Wednesday, May 25, 2011

苦しみ

I can't believe I've allowed myself to go this far. I've become accustomed to what I have or what we used to have that it is quite of a struggle to re-frame this mentality brought upon by routine. I hate it when I get used to something and then suddenly things take a slight turn and everything seemed alien to me. Just when I thought I have made a strong bond/connection or at least I'd like to be believe I did, it gets stopped short for some reason and then I'm back to square one. It's not helping that I'm one of those types whose shells are hard to crack and then when I finally make an effort to pour my heart out, I just end up being kept on my toes, making me feel hanging. While people tend to change constantly as seasons do, it is still quite puzzling as to why it has to be this way though. As such, I can't help but think that it is really useless to even bother anymore.

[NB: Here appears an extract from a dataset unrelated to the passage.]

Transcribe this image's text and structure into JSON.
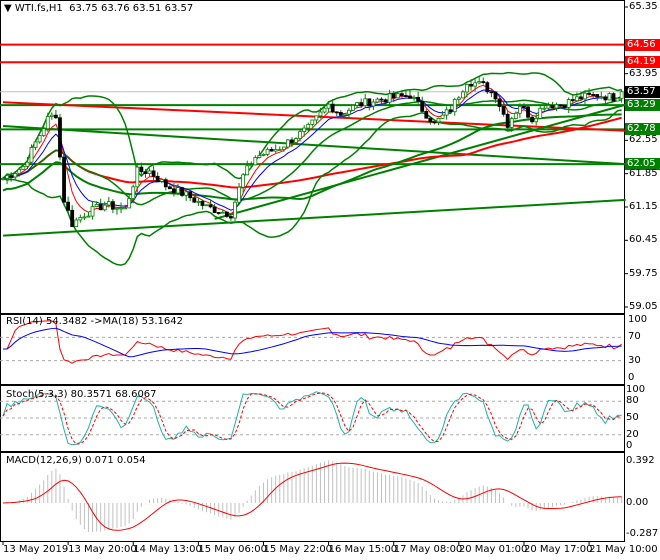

Sometimes I too, wish I have never met the people that made me feel this way. Like how I often times think that life used to be stable/easier until I knew such and such. On the other hand, I feel rather selfish for blaming people as I am at the same time aware that they're just playing their own characters in the environment which I happened to be situated in and what I do about how people make me feel or what they have done to me is ultimately my decision. I am responsible for my own emotions and nobody else. Being the existentialist that I am, it only magnifies my anxiety.

It is painful to play the role as a human being.